Other recommendations touched on capping the amount that out-of-network providers are able to charge. Ilyse Schuman, the senior vice president of health policy at the American Benefits Council, testified that creating certain reimbursement will guarantee certain charges for patients and providers.
This can include requiring providers at an in-network facility to accept in-network prices and setting ED service charges at 125 percent of the Medicare rate. Ambulances and air ambulances must also be considered emergency services impacted by these price guarantees, Schuman said.
Medical facilities and providers must also be responsible for adhering to strict healthcare transparency policies, Schuman said. Other witnesses, including Frederick Isasi, JD, MPH, the executive director of Families USA, stated that healthcare transparency was a positive step forward but more action was necessary.
While it may be helpful for a provider to disclose when she is not in a patient’s insurance network, patients often do not have another provider option. Jack Hoadley, PhD, a healthcare policy researcher agreed. Hoadley has studied individual state laws protecting patients from surprise medical bills and found that promoting healthcare transparency is but one small part of the solution.
Many laws are contingent on whether the hospital disclosed that a provider was out-of-network. However, legislation must offer more patient protections, as many patients receiving healthcare do not have an in-network provider option.
“Protections, at least in nonemergency situations, only apply if the required disclosure does not occur,” Hoadley said during the hearing. “Disclosure can be helpful to consumers but making protection contingent on this disclosure seems inadequate given the challenges that consumers face in understanding the many disclosures handed to them when receiving medical services.”
Effective patient protection laws ensure all patients benefit from the legislation, Hoadley reported. Isasi, Schuman, and Young echoed that sentiment, saying that whatever legislation Congress proposes should apply to all patients receiving any procedure in any facility.
Finally, creating a mechanism by which policymakers can enforce these laws will be essential.

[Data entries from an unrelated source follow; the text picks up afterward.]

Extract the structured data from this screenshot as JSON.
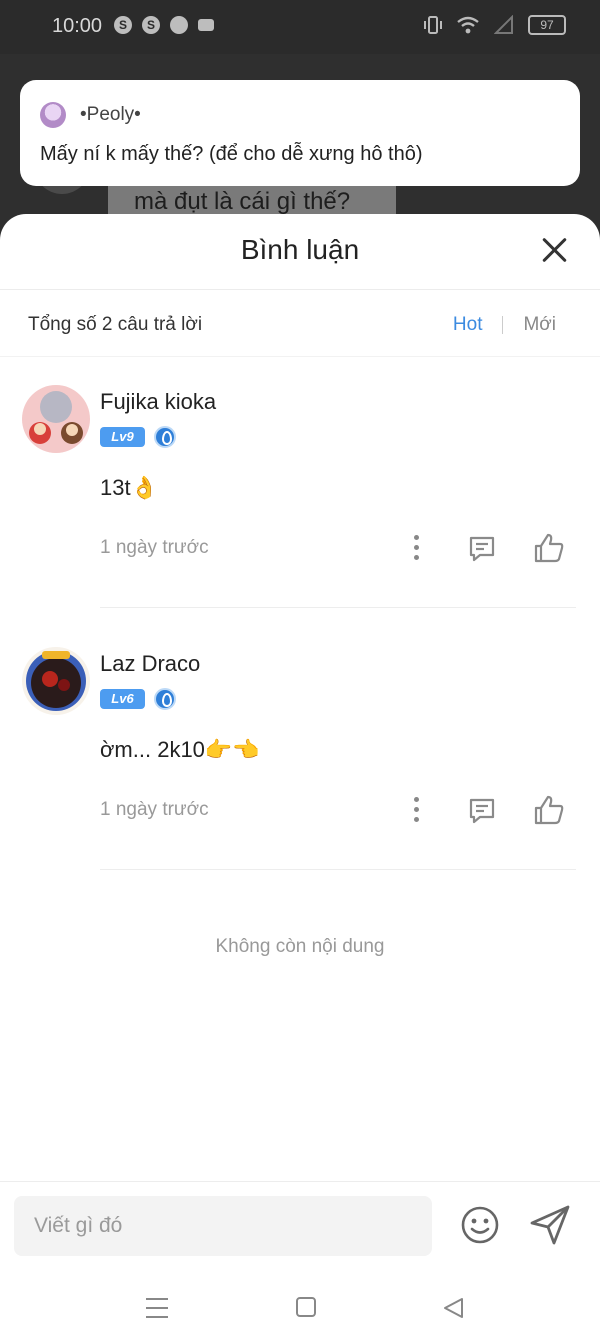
{
  "status_bar": {
    "time": "10:00",
    "battery": "97"
  },
  "background_post": {
    "text": "mà đụt là cái gì thế?"
  },
  "notification": {
    "user": "•Peoly•",
    "message": "Mấy ní k mấy thế? (để cho dễ xưng hô thô)"
  },
  "sheet": {
    "title": "Bình luận",
    "summary": "Tổng số 2 câu trả lời",
    "sort_hot": "Hot",
    "sort_new": "Mới",
    "end_text": "Không còn nội dung"
  },
  "comments": [
    {
      "name": "Fujika kioka",
      "level": "Lv9",
      "text": "13t👌",
      "time": "1 ngày trước",
      "avatar_color": "#f2b6b6"
    },
    {
      "name": "Laz Draco",
      "level": "Lv6",
      "text": "ờm... 2k10👉👈",
      "time": "1 ngày trước",
      "avatar_color": "#2a1b1b"
    }
  ],
  "input": {
    "placeholder": "Viết gì đó"
  },
  "colors": {
    "accent": "#3c8be0",
    "level_badge": "#4d9cf0"
  }
}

“Enforcement remains a challenge,” Hoadley concluded. “A critical consideration is to avoid placing the onus on the consumer to protest a surprise bill.”

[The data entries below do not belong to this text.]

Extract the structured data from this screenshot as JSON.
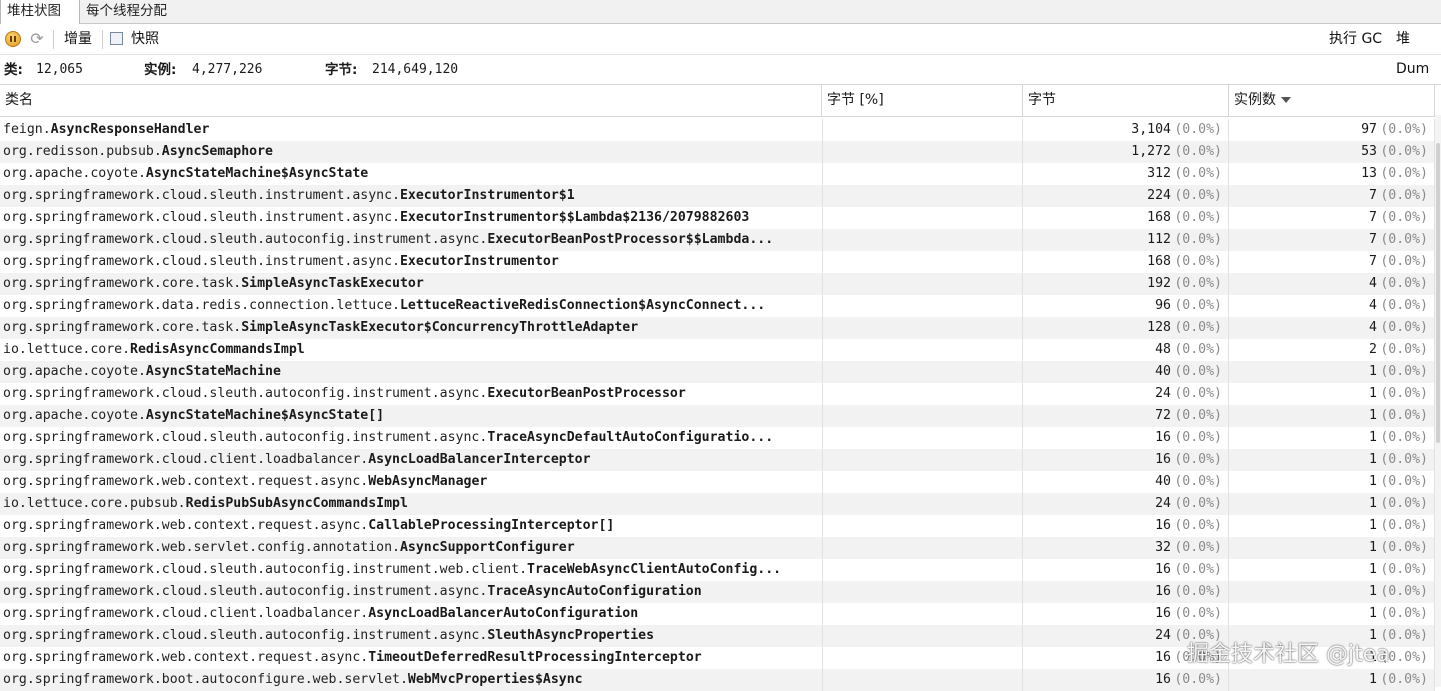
{
  "tabs": [
    {
      "label": "堆柱状图"
    },
    {
      "label": "每个线程分配"
    }
  ],
  "toolbar": {
    "delta_label": "增量",
    "snapshot_label": "快照",
    "gc_label": "执行 GC",
    "dump_label": "堆 Dum"
  },
  "stats": {
    "classes_label": "类:",
    "classes_value": "12,065",
    "instances_label": "实例:",
    "instances_value": "4,277,226",
    "bytes_label": "字节:",
    "bytes_value": "214,649,120"
  },
  "columns": {
    "class_name": "类名",
    "bytes_pct": "字节 [%]",
    "bytes": "字节",
    "instances": "实例数"
  },
  "rows": [
    {
      "pkg": "feign.",
      "cls": "AsyncResponseHandler",
      "bytes": "3,104",
      "bytes_pct": "(0.0%)",
      "inst": "97",
      "inst_pct": "(0.0%)"
    },
    {
      "pkg": "org.redisson.pubsub.",
      "cls": "AsyncSemaphore",
      "bytes": "1,272",
      "bytes_pct": "(0.0%)",
      "inst": "53",
      "inst_pct": "(0.0%)"
    },
    {
      "pkg": "org.apache.coyote.",
      "cls": "AsyncStateMachine$AsyncState",
      "bytes": "312",
      "bytes_pct": "(0.0%)",
      "inst": "13",
      "inst_pct": "(0.0%)"
    },
    {
      "pkg": "org.springframework.cloud.sleuth.instrument.async.",
      "cls": "ExecutorInstrumentor$1",
      "bytes": "224",
      "bytes_pct": "(0.0%)",
      "inst": "7",
      "inst_pct": "(0.0%)"
    },
    {
      "pkg": "org.springframework.cloud.sleuth.instrument.async.",
      "cls": "ExecutorInstrumentor$$Lambda$2136/2079882603",
      "bytes": "168",
      "bytes_pct": "(0.0%)",
      "inst": "7",
      "inst_pct": "(0.0%)"
    },
    {
      "pkg": "org.springframework.cloud.sleuth.autoconfig.instrument.async.",
      "cls": "ExecutorBeanPostProcessor$$Lambda...",
      "bytes": "112",
      "bytes_pct": "(0.0%)",
      "inst": "7",
      "inst_pct": "(0.0%)"
    },
    {
      "pkg": "org.springframework.cloud.sleuth.instrument.async.",
      "cls": "ExecutorInstrumentor",
      "bytes": "168",
      "bytes_pct": "(0.0%)",
      "inst": "7",
      "inst_pct": "(0.0%)"
    },
    {
      "pkg": "org.springframework.core.task.",
      "cls": "SimpleAsyncTaskExecutor",
      "bytes": "192",
      "bytes_pct": "(0.0%)",
      "inst": "4",
      "inst_pct": "(0.0%)"
    },
    {
      "pkg": "org.springframework.data.redis.connection.lettuce.",
      "cls": "LettuceReactiveRedisConnection$AsyncConnect...",
      "bytes": "96",
      "bytes_pct": "(0.0%)",
      "inst": "4",
      "inst_pct": "(0.0%)"
    },
    {
      "pkg": "org.springframework.core.task.",
      "cls": "SimpleAsyncTaskExecutor$ConcurrencyThrottleAdapter",
      "bytes": "128",
      "bytes_pct": "(0.0%)",
      "inst": "4",
      "inst_pct": "(0.0%)"
    },
    {
      "pkg": "io.lettuce.core.",
      "cls": "RedisAsyncCommandsImpl",
      "bytes": "48",
      "bytes_pct": "(0.0%)",
      "inst": "2",
      "inst_pct": "(0.0%)"
    },
    {
      "pkg": "org.apache.coyote.",
      "cls": "AsyncStateMachine",
      "bytes": "40",
      "bytes_pct": "(0.0%)",
      "inst": "1",
      "inst_pct": "(0.0%)"
    },
    {
      "pkg": "org.springframework.cloud.sleuth.autoconfig.instrument.async.",
      "cls": "ExecutorBeanPostProcessor",
      "bytes": "24",
      "bytes_pct": "(0.0%)",
      "inst": "1",
      "inst_pct": "(0.0%)"
    },
    {
      "pkg": "org.apache.coyote.",
      "cls": "AsyncStateMachine$AsyncState[]",
      "bytes": "72",
      "bytes_pct": "(0.0%)",
      "inst": "1",
      "inst_pct": "(0.0%)"
    },
    {
      "pkg": "org.springframework.cloud.sleuth.autoconfig.instrument.async.",
      "cls": "TraceAsyncDefaultAutoConfiguratio...",
      "bytes": "16",
      "bytes_pct": "(0.0%)",
      "inst": "1",
      "inst_pct": "(0.0%)"
    },
    {
      "pkg": "org.springframework.cloud.client.loadbalancer.",
      "cls": "AsyncLoadBalancerInterceptor",
      "bytes": "16",
      "bytes_pct": "(0.0%)",
      "inst": "1",
      "inst_pct": "(0.0%)"
    },
    {
      "pkg": "org.springframework.web.context.request.async.",
      "cls": "WebAsyncManager",
      "bytes": "40",
      "bytes_pct": "(0.0%)",
      "inst": "1",
      "inst_pct": "(0.0%)"
    },
    {
      "pkg": "io.lettuce.core.pubsub.",
      "cls": "RedisPubSubAsyncCommandsImpl",
      "bytes": "24",
      "bytes_pct": "(0.0%)",
      "inst": "1",
      "inst_pct": "(0.0%)"
    },
    {
      "pkg": "org.springframework.web.context.request.async.",
      "cls": "CallableProcessingInterceptor[]",
      "bytes": "16",
      "bytes_pct": "(0.0%)",
      "inst": "1",
      "inst_pct": "(0.0%)"
    },
    {
      "pkg": "org.springframework.web.servlet.config.annotation.",
      "cls": "AsyncSupportConfigurer",
      "bytes": "32",
      "bytes_pct": "(0.0%)",
      "inst": "1",
      "inst_pct": "(0.0%)"
    },
    {
      "pkg": "org.springframework.cloud.sleuth.autoconfig.instrument.web.client.",
      "cls": "TraceWebAsyncClientAutoConfig...",
      "bytes": "16",
      "bytes_pct": "(0.0%)",
      "inst": "1",
      "inst_pct": "(0.0%)"
    },
    {
      "pkg": "org.springframework.cloud.sleuth.autoconfig.instrument.async.",
      "cls": "TraceAsyncAutoConfiguration",
      "bytes": "16",
      "bytes_pct": "(0.0%)",
      "inst": "1",
      "inst_pct": "(0.0%)"
    },
    {
      "pkg": "org.springframework.cloud.client.loadbalancer.",
      "cls": "AsyncLoadBalancerAutoConfiguration",
      "bytes": "16",
      "bytes_pct": "(0.0%)",
      "inst": "1",
      "inst_pct": "(0.0%)"
    },
    {
      "pkg": "org.springframework.cloud.sleuth.autoconfig.instrument.async.",
      "cls": "SleuthAsyncProperties",
      "bytes": "24",
      "bytes_pct": "(0.0%)",
      "inst": "1",
      "inst_pct": "(0.0%)"
    },
    {
      "pkg": "org.springframework.web.context.request.async.",
      "cls": "TimeoutDeferredResultProcessingInterceptor",
      "bytes": "16",
      "bytes_pct": "(0.0%)",
      "inst": "1",
      "inst_pct": "(0.0%)"
    },
    {
      "pkg": "org.springframework.boot.autoconfigure.web.servlet.",
      "cls": "WebMvcProperties$Async",
      "bytes": "16",
      "bytes_pct": "(0.0%)",
      "inst": "1",
      "inst_pct": "(0.0%)"
    }
  ],
  "watermark": "掘金技术社区 @jtea"
}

Congress has already begun some work crafting legislation protecting patients from surprise medical bills. A September 2018 proposal sought to address the issue by protecting patients from extraordinary charges and making reimbursement requirements.
The bill would require better transparency when patients receive care from an out-of-network provider in an in-network facility. Should the patient receive treatment from this clinician, the patient may only be charged their health payer co-payment.

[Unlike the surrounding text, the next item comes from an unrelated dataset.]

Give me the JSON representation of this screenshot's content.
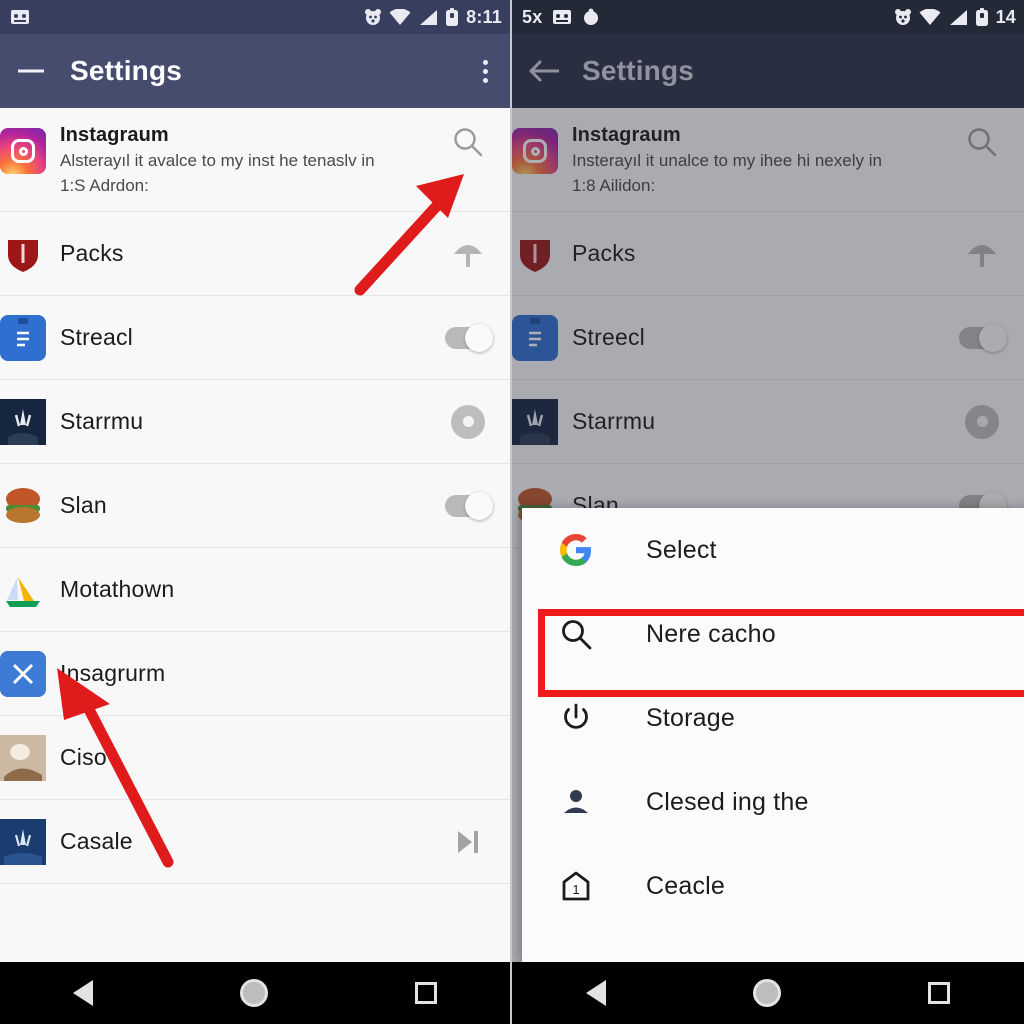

The clinician may not charge the patient directly; instead, clinicians must negotiate with healthcare payers, who may either pay the clinician the median charge for in-network care for that service or 125 percent of the average price in that geographic region.
The legislation calls for similar protocol when a patient receives emergency treatment in an out-of-network facility by an out-of-network provider.
The draft legislation also offers protections for patients receiving non-emergency care following emergency treatment at an out-of-network provider. 
This legislation has not yet been passed, however, as members of Congress aim to improve the bill to fully protect patients. As legislators continue their work on surprise medical billing, they are collecting data from providers and insurers, as well.